İsrail Büyükelçiliği eylemini yapan Elias Rodriguez’in manifestosu

21 Mayıs’ta Washington DC’de iki İsrail Büyükelçiliği çalışanını öldüren Elias Rodriguez tarafından yazıldığı iddia edilen manifesto elime ulaştı. Elime ulaşan bu belgenin Rodriguez tarafından herhangi bir kolluk kuvveti ya da medya tarafından adı açıklanmadan önce tarih atılmış ve imzalanmış olması belgenin gerçek olduğunu işaret ediyor.

Bu metni yayınlamamın amacı şiddet olaylarını burada yüceltmek değil – ki şiddet olaylarını tiksindirici buluyor ve kınıyorum- kamuoyunun olan bitenin gerçekliğini daha iyi anlayabilmesi içindir.

Bu metinlerin içeriğiyle yüzleşmeyi reddetmek, genellikle bilgi boşluğu yaratır ve bu boşluk, gerçekleri çarpıtabilecek sahte belgeler, komplo teorileri veya yetkililer tarafından özellikle seçilerek sızdırılan bilgilerle hızla doldurulur. Belgenin de açıkça ortaya koyduğu gibi, özellikle siyaset söz konusu olduğunda, güneş ışığının en iyi dezenfektan olduğuna inanıyorum.*

Metropolitan Polis Şefi Pamela A. Smith, Rodriguez’i Chicago’dan 30 yaşındaki bir erkek olarak tanımladı ve olay yerinde “Özgür, özgür Filistin!” diye bağırdığını söyledi. Manifesto, bu mesajı yineleyerek, Gazze’deki savaşı ana şikâyet konusu olarak gösterip, cinayetleri siyasi protesto eylemi olarak nitelendiriyor.

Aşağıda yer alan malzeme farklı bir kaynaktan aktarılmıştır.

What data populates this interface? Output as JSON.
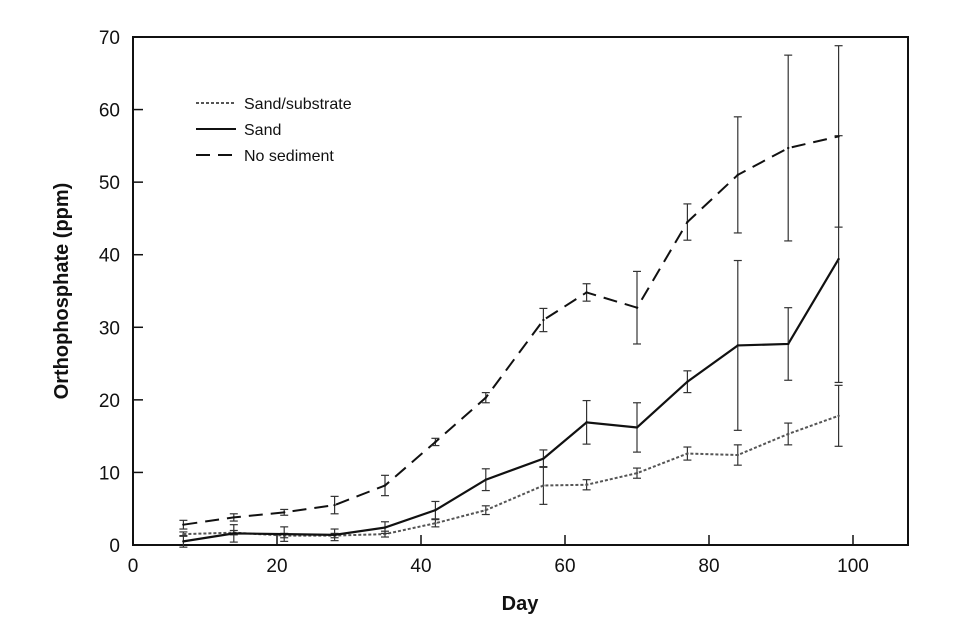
{
  "chart_data": {
    "type": "line",
    "xlabel": "Day",
    "ylabel": "Orthophosphate (ppm)",
    "xlim": [
      0,
      108
    ],
    "ylim": [
      0,
      70
    ],
    "xticks": [
      0,
      20,
      40,
      60,
      80,
      100
    ],
    "yticks": [
      0,
      10,
      20,
      30,
      40,
      50,
      60,
      70
    ],
    "grid": false,
    "legend": "top-left",
    "x": [
      7,
      14,
      21,
      28,
      35,
      42,
      49,
      57,
      63,
      70,
      77,
      84,
      91,
      98
    ],
    "series": [
      {
        "name": "Sand/substrate",
        "style": "dotted",
        "color": "#555555",
        "values": [
          1.5,
          1.7,
          1.3,
          1.3,
          1.5,
          3.0,
          4.8,
          8.2,
          8.3,
          9.9,
          12.6,
          12.4,
          15.3,
          17.8
        ],
        "errors": [
          0.3,
          0.3,
          0.3,
          0.3,
          0.4,
          0.5,
          0.6,
          2.6,
          0.7,
          0.7,
          0.9,
          1.4,
          1.5,
          4.2
        ]
      },
      {
        "name": "Sand",
        "style": "solid",
        "color": "#111111",
        "values": [
          0.5,
          1.6,
          1.5,
          1.4,
          2.4,
          4.8,
          9.0,
          11.9,
          16.9,
          16.2,
          22.5,
          27.5,
          27.7,
          39.4
        ],
        "errors": [
          0.8,
          1.2,
          1.0,
          0.8,
          0.8,
          1.2,
          1.5,
          1.2,
          3.0,
          3.4,
          1.5,
          11.7,
          5.0,
          17.0
        ]
      },
      {
        "name": "No sediment",
        "style": "dashed",
        "color": "#111111",
        "values": [
          2.8,
          3.8,
          4.5,
          5.5,
          8.2,
          14.2,
          20.3,
          31.0,
          34.8,
          32.7,
          44.5,
          51.0,
          54.7,
          56.3
        ],
        "errors": [
          0.6,
          0.5,
          0.4,
          1.2,
          1.4,
          0.5,
          0.7,
          1.6,
          1.2,
          5.0,
          2.5,
          8.0,
          12.8,
          12.5
        ]
      }
    ]
  }
}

Aşağıda belgenin tam metni yer almaktadır.

* “Güneş ışığı dezenfektanların en iyisidir” (Sunlight is the best disinfectant) sözü Yüksek Mahkeme Yargıcı Louis Brandeis’in 22 Haziran 2007 tarihinde hükümetin şeffaflığının güneş ışığının mikrop öldürücü özelliklerine benzer şekilde yolsuzluğun kökünü kazıyacağını ifade etmek için kullandığı ve şeffaflığın önemine vurgu yaptığı sözüdür.

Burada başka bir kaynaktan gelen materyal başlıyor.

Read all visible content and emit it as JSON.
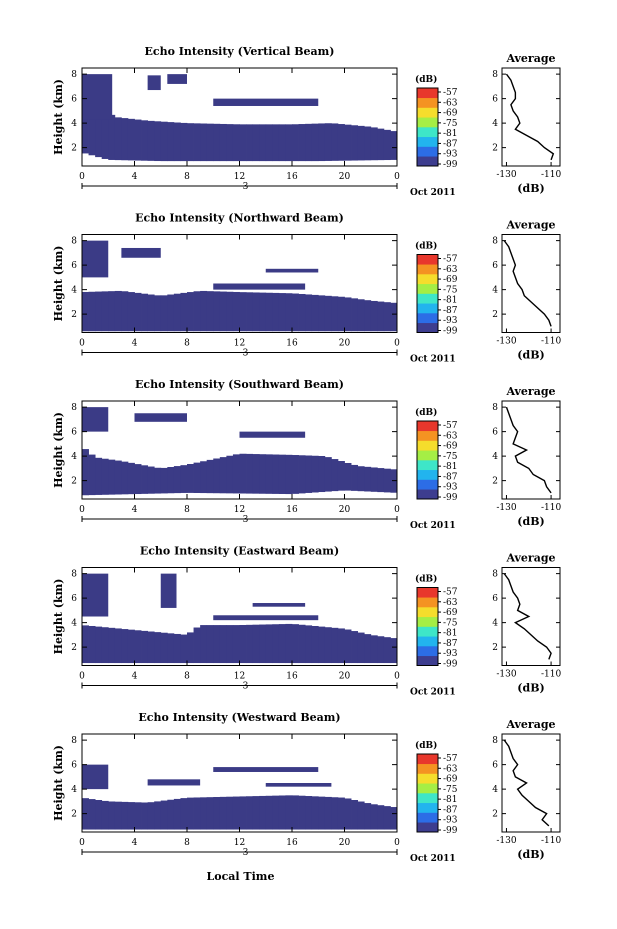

Ken Klippenstein, Gazeteci

20 Mayıs, 2025

Halintar, gök gürültüsü veya şimşek gibi bir anlamı olan bir kelimedir. Bir olayın ardından insanlar onu anlamlandırmak için bir metin ararlar, işte bu da bir deneme. İsraillilerin Filistin’e karşı işlediği zulümler tarif edilemez ve ölçülemez. Çoğunlukla açıklamaları okumak yerine, olayları videolardan bazen canlı olarak izliyoruz. Ölü sayısının hızla arttığı birkaç ayın ardından İsrail, soykırımına iyi hizmet eden ölüleri sayma kapasitesini bile yok etmişti. Bu yazının yazıldığı sırada Gazze Sağlık Bakanlığı, travmatik güç kullanımı sonucu 53.000 kişinin öldüğünü, en az on bin kişinin enkaz altında olduğunu ve önlenebilir hastalıklar ve açlıktan kaç bin kişinin daha öldüğünü, on binlerce kişinin ise İsrail ablukası nedeniyle açlık tehlikesiyle karşı karşıya olduğunu kaydetmiştir. Tüm bunlar Batı ve Arap hükümetlerinin suç ortaklığıyla mümkün olmuştur. Gazze Enformasyon Ofisi, enkaz altında kalan on bin kişiyi de kendi sayımına dahil etmiştir. Haberlerde, aylarca enkaz altında kalan “on bin” kişiye yer veriliyor, ancak enkazlar sürekli olarak daha da büyütüyor, enkazlar defalarca bombalanıyor ve enkazların arasındaki çadırlar bombalanıyor. Yemen’de Suudi Arabistan, İngiltere ve ABD’nin bombardımanı altında yıllarca birkaç bin olarak sabit kalan ölü sayısı, geç de olsa 500 bin olarak açıklanmıştı. Tüm bu rakamlar neredeyse kesin olarak suç teşkil eden eksik sayımlardır. Ölü sayısının 100.000 veya daha fazla olduğu tahminlerine inanmakta hiçbir zorluk çekmiyorum. Bu yılın mart ayından bu yana, “Koruyucu Hat Harekâtı”[1] ve “Dökme Kurşun Harekâtı”nda [2] ölenlerin toplamından daha fazla insan öldürüldü. Bu noktada, parçalanmış, yanmış ve patlamış insanlardan kaçının çocuk olduğu hakkında daha ne söylenebilir? Bunun olmasına izin veren bizler, Filistinlilerin affını asla hak edemeyeceğiz. Onlar da bunu bize açıkça belirttiler.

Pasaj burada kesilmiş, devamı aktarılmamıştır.